Socio-economic rights and anthropology? The case of Deaf people who use South African Sign Language (SASL) in a university setting

Pages 135-142 | Published online: 25 Sep 2015
 

Abstract

As a response to Van der Waal and Ward's (2006) invitation, this article suggests human rights, particularly socio-economic rights, as a conceptual framework to take forward anthropology in post-apartheid South Africa. Entrenchment of human rights in South Africa's Constitution marks a break with the country's past. South Africa's Constitution is relatively unique in its comprehensive inclusion of socio-economic rights as enforceable rights.

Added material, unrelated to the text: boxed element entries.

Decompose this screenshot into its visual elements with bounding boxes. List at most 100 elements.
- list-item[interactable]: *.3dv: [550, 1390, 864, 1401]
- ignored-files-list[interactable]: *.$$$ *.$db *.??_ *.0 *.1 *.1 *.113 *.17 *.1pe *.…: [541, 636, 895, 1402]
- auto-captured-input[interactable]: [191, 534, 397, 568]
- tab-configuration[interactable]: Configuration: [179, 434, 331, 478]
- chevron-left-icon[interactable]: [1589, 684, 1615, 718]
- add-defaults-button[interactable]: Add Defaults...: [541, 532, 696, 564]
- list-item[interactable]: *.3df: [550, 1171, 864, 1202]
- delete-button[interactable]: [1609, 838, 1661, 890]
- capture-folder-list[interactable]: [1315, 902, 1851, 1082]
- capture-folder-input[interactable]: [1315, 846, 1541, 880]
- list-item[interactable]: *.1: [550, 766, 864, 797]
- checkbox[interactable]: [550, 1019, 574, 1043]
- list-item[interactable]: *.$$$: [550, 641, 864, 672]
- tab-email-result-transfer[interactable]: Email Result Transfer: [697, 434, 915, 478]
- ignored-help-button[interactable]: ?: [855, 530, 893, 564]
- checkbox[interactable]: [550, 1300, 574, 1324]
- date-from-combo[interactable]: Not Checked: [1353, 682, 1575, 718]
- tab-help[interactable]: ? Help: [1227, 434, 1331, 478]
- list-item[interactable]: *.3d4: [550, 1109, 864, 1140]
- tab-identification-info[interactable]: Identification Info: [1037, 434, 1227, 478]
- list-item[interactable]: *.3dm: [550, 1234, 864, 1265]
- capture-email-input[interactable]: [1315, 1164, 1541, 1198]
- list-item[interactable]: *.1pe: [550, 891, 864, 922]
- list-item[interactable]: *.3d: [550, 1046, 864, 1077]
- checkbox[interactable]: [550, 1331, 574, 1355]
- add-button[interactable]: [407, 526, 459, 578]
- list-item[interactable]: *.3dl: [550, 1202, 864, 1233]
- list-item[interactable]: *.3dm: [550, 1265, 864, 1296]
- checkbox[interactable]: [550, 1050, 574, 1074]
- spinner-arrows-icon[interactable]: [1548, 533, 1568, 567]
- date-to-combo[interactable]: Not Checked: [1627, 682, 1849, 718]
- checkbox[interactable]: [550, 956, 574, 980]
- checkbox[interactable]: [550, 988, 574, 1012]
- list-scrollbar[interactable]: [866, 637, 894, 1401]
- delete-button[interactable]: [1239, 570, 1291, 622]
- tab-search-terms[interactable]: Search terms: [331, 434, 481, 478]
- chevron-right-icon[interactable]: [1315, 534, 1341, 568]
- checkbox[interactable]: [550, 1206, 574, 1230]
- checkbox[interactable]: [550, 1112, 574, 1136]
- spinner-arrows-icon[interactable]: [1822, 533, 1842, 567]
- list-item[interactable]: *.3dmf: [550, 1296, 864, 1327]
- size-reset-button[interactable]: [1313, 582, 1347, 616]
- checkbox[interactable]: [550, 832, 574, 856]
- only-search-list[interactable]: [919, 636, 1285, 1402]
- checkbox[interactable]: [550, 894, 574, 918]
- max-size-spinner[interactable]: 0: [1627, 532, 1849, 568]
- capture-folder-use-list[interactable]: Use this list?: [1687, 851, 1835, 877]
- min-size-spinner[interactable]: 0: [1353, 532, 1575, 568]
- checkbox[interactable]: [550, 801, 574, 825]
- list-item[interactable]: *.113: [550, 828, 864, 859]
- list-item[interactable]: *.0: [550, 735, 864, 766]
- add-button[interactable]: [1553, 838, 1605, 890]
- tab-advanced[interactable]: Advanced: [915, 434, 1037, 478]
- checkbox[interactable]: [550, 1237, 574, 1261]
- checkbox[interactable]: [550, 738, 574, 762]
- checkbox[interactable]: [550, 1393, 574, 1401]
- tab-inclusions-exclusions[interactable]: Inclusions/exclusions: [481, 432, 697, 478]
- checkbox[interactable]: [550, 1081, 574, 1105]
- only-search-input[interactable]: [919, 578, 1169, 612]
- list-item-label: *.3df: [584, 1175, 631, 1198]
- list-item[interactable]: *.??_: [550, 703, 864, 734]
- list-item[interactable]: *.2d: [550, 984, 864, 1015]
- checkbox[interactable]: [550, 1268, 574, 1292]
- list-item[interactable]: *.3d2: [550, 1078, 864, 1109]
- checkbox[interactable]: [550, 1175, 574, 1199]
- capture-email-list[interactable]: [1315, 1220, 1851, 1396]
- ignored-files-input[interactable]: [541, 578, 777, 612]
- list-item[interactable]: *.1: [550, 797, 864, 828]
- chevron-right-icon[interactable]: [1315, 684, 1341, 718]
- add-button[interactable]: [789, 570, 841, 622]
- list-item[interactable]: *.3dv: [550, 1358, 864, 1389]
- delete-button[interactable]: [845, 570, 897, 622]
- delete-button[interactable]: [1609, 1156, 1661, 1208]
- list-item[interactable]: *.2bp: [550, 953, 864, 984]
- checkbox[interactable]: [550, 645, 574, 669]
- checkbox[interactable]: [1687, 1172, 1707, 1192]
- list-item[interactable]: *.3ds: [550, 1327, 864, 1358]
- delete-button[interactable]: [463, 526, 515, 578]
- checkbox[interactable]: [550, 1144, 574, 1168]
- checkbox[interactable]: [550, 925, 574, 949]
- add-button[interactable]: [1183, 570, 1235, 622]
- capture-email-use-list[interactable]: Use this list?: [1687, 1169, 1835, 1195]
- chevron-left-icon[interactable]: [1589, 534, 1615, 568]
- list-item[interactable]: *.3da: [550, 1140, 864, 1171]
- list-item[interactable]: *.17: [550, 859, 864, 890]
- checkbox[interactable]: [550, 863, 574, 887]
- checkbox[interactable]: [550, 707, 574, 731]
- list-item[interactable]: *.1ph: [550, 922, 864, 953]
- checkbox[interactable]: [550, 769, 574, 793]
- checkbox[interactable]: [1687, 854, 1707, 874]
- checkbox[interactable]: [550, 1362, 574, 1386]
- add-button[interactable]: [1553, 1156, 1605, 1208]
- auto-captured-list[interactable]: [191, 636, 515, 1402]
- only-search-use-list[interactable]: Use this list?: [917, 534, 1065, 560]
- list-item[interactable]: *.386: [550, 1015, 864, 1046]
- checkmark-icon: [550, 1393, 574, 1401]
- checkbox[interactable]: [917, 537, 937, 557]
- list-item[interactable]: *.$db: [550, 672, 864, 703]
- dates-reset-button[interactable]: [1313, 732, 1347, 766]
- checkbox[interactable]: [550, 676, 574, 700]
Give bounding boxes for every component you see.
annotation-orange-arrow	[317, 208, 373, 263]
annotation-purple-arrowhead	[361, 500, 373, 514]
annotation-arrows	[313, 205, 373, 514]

The article draws on the unexpected consequences of a postdoctoral fellowship in public health and human rights. These consequences, based on participant observation in a university setting, supply the ethnography for the article. The ethnography traces the process that saw Deaf people who use signed language enter a university department as research assistants on a rights-based project, and thereafter transform the social relationships and day-to-day interactions of the hearing people around them. The reasons provided for the integration of the Deaf into the university include a ‘signing space’, a Deaf strategy (described earlier in Heap 2003), a supportive staff and a commitment to and teaching of, human rights. On the basis of the ethnography, I suggest that socio-economic rights as a conceptual framework allows the debates in anthropology and human rights to take an additional social dimension. This additional social dimension allows the anthropologist to work for socio-economic rights, and in doing so, combine social activism and anthropology. Then the social activism itself becomes the means to the ethnography and the exploration of the often-unpredictable social life of rights (Wilson and Mitchell 2003).